Savvy seniors aren't waiting until they're infirm to make such a move, she added.
"I see people in their very early 60s that make plans for their late 70s and 80s," she said. "They don't want to get in a position where a health situation occurs where they're forced to do something. People don't like to be in that position."
Another option are retirement complexes, such as Willamette Oaks Retirement Apartments in Eugene, owned by Bill Reeve and his wife, Mary.
While boomers may put off moving into retirement living as long as possible, Reeves foresees a growing demand for senior housing.
"Over the next 10 years we probably won't be able to keep up with the demand for all kinds of senior housing," he said. "There is just pent-up demand," he said. "In Lane County we'll see quite an expansion over the next 10 years."
Willamette Oaks is a 164-unit "independent living" facility for seniors who don't need help with the tasks of daily living. But as residents age and need more help, they're forced to move to other facilities that offer assisted living services, Reeve said.

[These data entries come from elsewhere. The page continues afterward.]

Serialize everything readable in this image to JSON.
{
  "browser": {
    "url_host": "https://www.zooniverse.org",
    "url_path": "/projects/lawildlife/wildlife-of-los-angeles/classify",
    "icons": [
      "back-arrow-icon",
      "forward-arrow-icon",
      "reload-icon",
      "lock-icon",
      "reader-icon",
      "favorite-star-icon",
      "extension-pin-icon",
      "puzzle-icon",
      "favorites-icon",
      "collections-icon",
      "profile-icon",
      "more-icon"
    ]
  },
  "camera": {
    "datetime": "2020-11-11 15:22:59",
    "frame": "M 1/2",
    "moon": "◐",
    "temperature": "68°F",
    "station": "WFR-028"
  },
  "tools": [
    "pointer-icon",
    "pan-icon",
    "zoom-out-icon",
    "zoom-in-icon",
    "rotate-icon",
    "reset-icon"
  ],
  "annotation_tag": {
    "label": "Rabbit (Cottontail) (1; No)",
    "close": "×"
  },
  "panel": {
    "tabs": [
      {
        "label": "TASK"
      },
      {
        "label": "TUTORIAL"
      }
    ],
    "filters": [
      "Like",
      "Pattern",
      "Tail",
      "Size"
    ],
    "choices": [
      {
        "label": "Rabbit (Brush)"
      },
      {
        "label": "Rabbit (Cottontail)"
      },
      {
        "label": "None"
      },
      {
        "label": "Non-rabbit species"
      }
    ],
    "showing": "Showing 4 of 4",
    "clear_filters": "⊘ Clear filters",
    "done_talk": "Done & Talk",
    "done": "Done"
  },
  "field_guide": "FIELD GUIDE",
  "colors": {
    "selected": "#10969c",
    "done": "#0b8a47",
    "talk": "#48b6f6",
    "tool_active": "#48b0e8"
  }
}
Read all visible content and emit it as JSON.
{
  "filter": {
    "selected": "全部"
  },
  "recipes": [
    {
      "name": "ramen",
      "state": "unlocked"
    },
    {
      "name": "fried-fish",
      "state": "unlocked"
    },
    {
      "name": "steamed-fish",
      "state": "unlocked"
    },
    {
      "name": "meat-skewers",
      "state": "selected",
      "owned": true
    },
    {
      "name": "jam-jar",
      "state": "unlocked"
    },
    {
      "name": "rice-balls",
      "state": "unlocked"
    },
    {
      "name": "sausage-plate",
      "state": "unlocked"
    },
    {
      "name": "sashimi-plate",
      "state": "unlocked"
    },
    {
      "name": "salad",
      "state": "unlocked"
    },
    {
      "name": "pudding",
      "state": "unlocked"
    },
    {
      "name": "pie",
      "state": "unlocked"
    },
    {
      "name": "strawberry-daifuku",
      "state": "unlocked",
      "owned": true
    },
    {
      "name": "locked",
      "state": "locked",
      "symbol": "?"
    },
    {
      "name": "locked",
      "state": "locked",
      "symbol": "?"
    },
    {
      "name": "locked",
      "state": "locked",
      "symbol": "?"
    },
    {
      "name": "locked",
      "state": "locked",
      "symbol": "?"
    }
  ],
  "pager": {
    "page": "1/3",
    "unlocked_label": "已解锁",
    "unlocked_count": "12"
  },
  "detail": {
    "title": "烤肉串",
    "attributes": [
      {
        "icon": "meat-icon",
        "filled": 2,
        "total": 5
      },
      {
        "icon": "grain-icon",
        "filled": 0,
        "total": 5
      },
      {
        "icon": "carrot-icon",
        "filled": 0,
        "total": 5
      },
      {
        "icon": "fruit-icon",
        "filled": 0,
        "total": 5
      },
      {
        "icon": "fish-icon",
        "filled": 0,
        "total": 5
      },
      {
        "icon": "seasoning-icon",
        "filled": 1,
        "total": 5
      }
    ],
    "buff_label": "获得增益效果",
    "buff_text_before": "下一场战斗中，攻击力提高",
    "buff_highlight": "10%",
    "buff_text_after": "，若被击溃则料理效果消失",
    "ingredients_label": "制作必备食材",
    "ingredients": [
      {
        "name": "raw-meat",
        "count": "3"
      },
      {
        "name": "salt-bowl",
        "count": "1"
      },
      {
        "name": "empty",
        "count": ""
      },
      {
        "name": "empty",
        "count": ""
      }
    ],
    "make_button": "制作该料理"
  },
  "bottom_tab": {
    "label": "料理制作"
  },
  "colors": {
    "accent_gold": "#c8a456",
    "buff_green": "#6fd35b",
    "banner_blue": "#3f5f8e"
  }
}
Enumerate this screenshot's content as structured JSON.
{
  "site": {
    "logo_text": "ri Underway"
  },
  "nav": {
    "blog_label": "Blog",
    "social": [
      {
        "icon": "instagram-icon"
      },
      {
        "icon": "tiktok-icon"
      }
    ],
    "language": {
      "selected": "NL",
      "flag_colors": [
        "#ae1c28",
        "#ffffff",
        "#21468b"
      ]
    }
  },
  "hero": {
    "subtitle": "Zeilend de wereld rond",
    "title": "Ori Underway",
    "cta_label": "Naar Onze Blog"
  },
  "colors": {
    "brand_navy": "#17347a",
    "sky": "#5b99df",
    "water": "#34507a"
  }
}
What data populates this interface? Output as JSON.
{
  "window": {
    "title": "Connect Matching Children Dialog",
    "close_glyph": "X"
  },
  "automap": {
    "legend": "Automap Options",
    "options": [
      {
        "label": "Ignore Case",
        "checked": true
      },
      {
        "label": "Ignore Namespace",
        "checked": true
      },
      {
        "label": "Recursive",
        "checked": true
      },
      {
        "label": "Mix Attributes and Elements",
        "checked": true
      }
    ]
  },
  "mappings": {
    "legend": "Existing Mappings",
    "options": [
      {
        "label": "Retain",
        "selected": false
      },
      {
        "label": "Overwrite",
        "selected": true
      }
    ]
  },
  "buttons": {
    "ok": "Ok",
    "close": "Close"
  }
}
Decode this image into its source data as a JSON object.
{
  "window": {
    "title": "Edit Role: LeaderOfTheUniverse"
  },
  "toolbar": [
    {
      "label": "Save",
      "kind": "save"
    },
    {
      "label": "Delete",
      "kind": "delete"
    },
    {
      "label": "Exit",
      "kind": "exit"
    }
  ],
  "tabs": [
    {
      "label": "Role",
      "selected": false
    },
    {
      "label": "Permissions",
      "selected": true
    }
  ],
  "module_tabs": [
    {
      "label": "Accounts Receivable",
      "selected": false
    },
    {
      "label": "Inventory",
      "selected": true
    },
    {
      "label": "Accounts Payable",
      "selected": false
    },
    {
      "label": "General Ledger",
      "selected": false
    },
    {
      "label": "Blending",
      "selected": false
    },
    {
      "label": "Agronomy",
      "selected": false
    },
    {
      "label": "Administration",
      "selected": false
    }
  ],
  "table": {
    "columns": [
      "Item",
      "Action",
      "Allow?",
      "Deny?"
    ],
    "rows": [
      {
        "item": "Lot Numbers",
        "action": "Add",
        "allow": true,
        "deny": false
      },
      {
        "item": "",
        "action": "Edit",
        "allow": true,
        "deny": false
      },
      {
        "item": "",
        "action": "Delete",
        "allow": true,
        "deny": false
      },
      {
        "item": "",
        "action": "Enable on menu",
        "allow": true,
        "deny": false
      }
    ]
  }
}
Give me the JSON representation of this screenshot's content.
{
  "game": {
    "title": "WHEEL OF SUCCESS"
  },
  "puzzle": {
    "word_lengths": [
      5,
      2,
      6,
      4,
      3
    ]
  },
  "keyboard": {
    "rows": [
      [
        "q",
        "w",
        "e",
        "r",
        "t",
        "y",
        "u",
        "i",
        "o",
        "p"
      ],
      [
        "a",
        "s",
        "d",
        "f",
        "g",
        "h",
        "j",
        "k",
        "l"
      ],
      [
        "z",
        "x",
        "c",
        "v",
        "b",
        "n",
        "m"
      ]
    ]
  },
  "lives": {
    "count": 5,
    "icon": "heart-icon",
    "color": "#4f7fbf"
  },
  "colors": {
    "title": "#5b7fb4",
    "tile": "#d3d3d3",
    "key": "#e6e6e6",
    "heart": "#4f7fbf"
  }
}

That's why the Reeves are embarking on a major expansion at Willamette Oaks, adding 56 assisted-living units and 24 units for people with Alzheimer's disease. Construction, estimated at $13 million, is set to begin in mid-2008.
"We wanted to offer what our folks have been looking for," he said.
Bernice Homan, a 16-year-resident of Willamette Oaks, is still spry at 90 and doesn't yet need assisted living, but she expects to some day.
"I will go to the assisting living when it is built," she said. When Reeve told her about his expansion plans, "I told him to hurry and get it ready for me when I need it."